Any characteristic whatever of a term constitutes a "Description" of it. If the characteristic belongs to several terms, it will not be an "Exclusive Description" of any of them. An "Exclusive Description" of a term is a characteristic which belongs to it and to no other term, or it may be a set of characteristics such that all belong to this term and not all belong to any other term. An exclusive description of a term need not be a "Complete Description" of it; for a selection of its characteristics may suffice to distinguish this term from all others.

      Now a description of a term may contain characteristics which involve a reference to particulars that are merely designated by proper names. Suppose, for example, that Julius Caesar is described as the first Roman invader of Britain. The description involves a reference to two particulars, viz., Britain and Rome, which are merely designated. If an exclusive description of a term refers to no merely designated particulars, but consists wholly of universals, it is called a "Sufficient Description". Thus it would be a sufficient description of Christ, on the Christian view of his nature, to say that he is the son of the Most Perfect Being.

      If the Dissimilarity of the Diverse be admitted, it would follow at once that every particular must have an exclusive description. For consider any particular A. Either A is the only particular that there is, or there are others beside it. If it were the only particular, any characteristic of it would be an exclusive description of it. If there be other particulars beside A, none of them can be exactly like A. So a complete description of A would necessarily be an exclusive description of it. And, of course, a selection from the complete description of A might be an exclusive description of it. The question that remains, for those who accept the Dissimilarity of the Diverse, is whether every particular must have a sufficient description. McTaggart professes to show that, if every particular has an exclusive description, every particular must have a sufficient description And, since he accepts the Dissimilarity of the Diverse as self-evident, he claims in this way to prove that every particular must have a sufficient description. This proposition I will call "The Principle of Sufficient Descriptions". He does not, of course, pretend that, in the case of most particulars, any sufficient description is known to us. But he holds that there must be a sufficient description in every case, whether anyone happens to know of one or not.

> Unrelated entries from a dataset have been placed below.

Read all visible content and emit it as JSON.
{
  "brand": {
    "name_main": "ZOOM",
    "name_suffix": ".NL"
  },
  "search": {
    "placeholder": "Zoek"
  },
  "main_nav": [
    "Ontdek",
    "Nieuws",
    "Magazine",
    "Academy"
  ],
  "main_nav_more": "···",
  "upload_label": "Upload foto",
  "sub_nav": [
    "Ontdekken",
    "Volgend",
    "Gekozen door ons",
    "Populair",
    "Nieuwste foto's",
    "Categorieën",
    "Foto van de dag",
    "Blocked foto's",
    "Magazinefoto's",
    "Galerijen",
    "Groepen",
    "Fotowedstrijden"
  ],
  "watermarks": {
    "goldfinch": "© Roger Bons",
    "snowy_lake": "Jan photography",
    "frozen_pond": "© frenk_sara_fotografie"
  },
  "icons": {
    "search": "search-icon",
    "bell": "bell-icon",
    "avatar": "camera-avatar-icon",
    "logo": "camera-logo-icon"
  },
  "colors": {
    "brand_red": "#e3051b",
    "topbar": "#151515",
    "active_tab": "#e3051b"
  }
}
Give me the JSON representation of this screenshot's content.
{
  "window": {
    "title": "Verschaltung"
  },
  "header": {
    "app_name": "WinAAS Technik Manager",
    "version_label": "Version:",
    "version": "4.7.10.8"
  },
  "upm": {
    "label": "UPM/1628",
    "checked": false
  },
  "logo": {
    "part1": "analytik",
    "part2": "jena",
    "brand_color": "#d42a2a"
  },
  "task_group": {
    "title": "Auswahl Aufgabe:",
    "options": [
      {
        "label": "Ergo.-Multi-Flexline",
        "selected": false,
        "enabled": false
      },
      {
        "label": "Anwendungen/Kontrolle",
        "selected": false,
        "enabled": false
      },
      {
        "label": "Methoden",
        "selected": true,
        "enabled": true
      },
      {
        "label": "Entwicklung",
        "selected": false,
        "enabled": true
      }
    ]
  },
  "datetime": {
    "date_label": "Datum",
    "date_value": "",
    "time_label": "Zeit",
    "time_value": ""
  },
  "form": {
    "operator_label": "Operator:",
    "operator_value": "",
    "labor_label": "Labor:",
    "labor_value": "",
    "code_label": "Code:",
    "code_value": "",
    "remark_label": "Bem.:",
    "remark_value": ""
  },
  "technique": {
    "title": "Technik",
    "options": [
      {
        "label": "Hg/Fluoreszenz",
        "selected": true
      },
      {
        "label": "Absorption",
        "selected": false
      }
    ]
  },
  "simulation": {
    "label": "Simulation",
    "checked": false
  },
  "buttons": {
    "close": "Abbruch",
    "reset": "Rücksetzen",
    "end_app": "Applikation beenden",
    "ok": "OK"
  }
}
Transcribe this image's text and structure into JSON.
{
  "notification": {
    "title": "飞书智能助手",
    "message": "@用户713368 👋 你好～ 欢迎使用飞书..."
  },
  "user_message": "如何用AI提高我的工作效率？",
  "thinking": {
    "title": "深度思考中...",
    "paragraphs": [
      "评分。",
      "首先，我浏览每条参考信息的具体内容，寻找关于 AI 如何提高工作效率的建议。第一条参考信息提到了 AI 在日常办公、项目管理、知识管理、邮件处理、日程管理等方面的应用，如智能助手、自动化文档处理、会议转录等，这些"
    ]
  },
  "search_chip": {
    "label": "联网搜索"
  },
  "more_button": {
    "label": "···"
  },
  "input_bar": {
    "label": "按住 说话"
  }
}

      McTaggart begins by distinguishing several possible kinds of sufficient description, of various degrees of complexity. He does not follow any systematic order in his account of them. I think that it is possible to classify them, and I shall now do so. In the first place, we must distinguish between sufficient descriptions of the "First", "Second", "Third", and higher "Orders". A sufficient description of a particular A will be "of the First Order" if it contains no sufficient description of any other particular. Thus the description of God as the Most Perfect Being, i.e., the being who has to every other being the relation of greater perfection, is a first-order sufficient description. A sufficient description of A is "of the Second Order" if it contains a first-order sufficient description of a certain particular, and contains no sufficient description which is not of the first order. The description of Christ as the son of the Most Perfect Being, is a sufficient description of the second order, on the usual Christian assumptions. A sufficient description is "of the Third Order" if it contains a second-order sufficient description of a certain particular, and contains no sufficient description which is not of either the first or the second order. The description of the Virgin Mary as the mother of the son of the Most Perfect Being, is a sufficient description of the third order, on the usual Christian assumptions. The general notion of orders of sufficient descriptions should now be clear.

      Now, so far as I can see, first-order sufficient descriptions fall into five groups, some of which can be further subdivided.

      (1) A may be the only instance of a certain original quality, or set of original qualities, or set of original qualities, φ. It might, for example, be the only thing that had a certain shade of a certain colour.

      (2) We might take a certain relation R, and consider the following five possibilities.

(2.1) A is the only particular which has R to anything. For example, God is the only particular that has to anything the relation of creating, according to most theists.

(2.2) A is the only particular which has R to everything. For example, God, in the opinion of most theists, is the only particular which is acquainted with all particulars.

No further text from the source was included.